The acceptance criterion in my own ticket was +5 points minimum to ship. I missed it by, depending on the run, between 1 and 7 points in the wrong direction.

Why? Same answer as upgrade 1, slightly rotated. Same-model paraphrase doesn't add information. The reformulations come from the same LLM that produced the candidates. They're paraphrases of its own interpretation of the query. They read different but they encode the same underlying guess. Running OpenLibrary's keyword search over four phrasings of "the same thing the model already thought" doesn't widen the candidate net in any useful way. It gives you more chances to retrieve the same handful of books, plus some noise.

If I wanted real recall, I needed a different source of evidence, not a different phrasing of the same evidence. The lane I'm building now skips the model on hard queries and pulls candidates straight from Reddit and DataForSEO. Independent signal beats restated signal.

What both failures had in common

Both upgrades added work without adding new information.

Plot-summary re-ranking dressed the model's own confidence in a different vocabulary. The LLM already knew which candidate it liked best. The embedding distance wasn't a new opinion. It was a fuzzy paraphrase of the same one.

Multi-query expansion dressed the model's own query interpretation in synonyms. The reformulations weren't independent witnesses. They were the model agreeing with itself four more times.

The test I run on every proposed upgrade now, before I bother building it: if the new component disagrees with the rest of the pipeline, do we get a better answer or a worse one? For re-ranking, the answer was worse — when the rerank disagreed with the LLM, it was usually wrong. For multi-query, the answer was neither — the union didn't surface books a single-query LLM run wouldn't have.

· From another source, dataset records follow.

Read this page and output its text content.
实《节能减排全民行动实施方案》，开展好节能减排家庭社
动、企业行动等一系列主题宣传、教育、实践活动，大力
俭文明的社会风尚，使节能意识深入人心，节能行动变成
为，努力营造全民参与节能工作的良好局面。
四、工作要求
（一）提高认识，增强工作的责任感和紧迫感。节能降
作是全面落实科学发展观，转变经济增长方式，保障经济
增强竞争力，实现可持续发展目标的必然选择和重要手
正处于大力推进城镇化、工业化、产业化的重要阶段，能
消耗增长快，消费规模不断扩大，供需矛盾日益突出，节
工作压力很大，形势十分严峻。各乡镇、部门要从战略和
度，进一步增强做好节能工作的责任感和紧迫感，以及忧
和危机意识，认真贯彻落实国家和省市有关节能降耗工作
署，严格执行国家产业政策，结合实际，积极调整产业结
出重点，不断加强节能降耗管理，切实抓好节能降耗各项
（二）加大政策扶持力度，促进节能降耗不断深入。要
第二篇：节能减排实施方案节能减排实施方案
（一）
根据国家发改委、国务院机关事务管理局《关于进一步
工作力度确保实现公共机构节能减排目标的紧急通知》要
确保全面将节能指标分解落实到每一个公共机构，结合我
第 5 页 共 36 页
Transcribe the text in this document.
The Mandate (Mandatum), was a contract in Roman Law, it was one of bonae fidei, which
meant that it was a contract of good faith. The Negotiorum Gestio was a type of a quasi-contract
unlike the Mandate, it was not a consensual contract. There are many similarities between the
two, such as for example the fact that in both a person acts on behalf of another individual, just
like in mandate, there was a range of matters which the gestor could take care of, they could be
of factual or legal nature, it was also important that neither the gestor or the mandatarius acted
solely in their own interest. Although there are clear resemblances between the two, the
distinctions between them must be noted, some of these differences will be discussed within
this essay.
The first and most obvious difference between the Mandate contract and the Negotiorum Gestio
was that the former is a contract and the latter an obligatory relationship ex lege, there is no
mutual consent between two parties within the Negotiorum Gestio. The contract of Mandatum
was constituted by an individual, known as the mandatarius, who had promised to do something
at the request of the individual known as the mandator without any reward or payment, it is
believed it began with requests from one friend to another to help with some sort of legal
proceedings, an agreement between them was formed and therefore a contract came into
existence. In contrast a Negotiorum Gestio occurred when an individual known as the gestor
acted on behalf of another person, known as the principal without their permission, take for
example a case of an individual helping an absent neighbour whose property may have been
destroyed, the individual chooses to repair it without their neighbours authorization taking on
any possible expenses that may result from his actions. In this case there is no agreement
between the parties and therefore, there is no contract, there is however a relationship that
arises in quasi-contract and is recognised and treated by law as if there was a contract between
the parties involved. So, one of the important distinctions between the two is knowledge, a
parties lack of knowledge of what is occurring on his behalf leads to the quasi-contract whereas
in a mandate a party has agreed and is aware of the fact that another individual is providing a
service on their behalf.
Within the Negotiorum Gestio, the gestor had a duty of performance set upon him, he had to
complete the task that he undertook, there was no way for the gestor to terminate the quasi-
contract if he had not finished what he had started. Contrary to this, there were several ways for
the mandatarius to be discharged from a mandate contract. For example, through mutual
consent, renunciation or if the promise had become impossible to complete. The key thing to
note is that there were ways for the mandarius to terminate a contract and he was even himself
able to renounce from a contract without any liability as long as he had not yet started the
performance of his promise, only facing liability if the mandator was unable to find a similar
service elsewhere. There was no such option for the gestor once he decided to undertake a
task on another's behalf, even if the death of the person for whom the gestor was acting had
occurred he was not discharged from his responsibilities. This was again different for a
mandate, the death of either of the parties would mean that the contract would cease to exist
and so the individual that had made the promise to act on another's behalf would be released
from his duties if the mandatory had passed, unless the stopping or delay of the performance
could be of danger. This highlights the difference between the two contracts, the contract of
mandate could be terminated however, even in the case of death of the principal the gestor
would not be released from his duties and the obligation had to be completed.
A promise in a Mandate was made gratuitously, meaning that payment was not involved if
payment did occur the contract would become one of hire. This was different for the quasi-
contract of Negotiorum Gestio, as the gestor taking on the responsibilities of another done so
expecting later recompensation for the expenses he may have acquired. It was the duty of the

If a proposed component can only echo or noisily restate what the model already produced, it isn't an upgrade. It's a wrapper.

The lesson

Most of the value of an eval set isn't shipping wins. It's not shipping things that feel like wins.

I'd have shipped both of these. Both ideas were defensible. Both were in someone's recent retrieval post. Both would have left the product slower, more expensive, and less accurate, without me knowing, because I'd have read the same vibes I read before: first three results for a query I made up in my head, decide it felt better, ship it. I would have written, on my own ticket, shipped plot-summary re-ranking, should help with the worst hallucinations. And the user-visible behavior would have gotten quietly worse.

Evals are mostly defense. They sit between you and the upgrade you'd ship because it looked like the right move. They aren't the part of the work that gets the dopamine. There's nothing to celebrate when an experiment closes red. But across a year, the experiments an eval kills probably matter more than the ones it blesses.

Two ideas dead. Substrate kept for later. A week of building saved on each one. The wins are the loud part of an eval set.

The kills are the load-bearing part.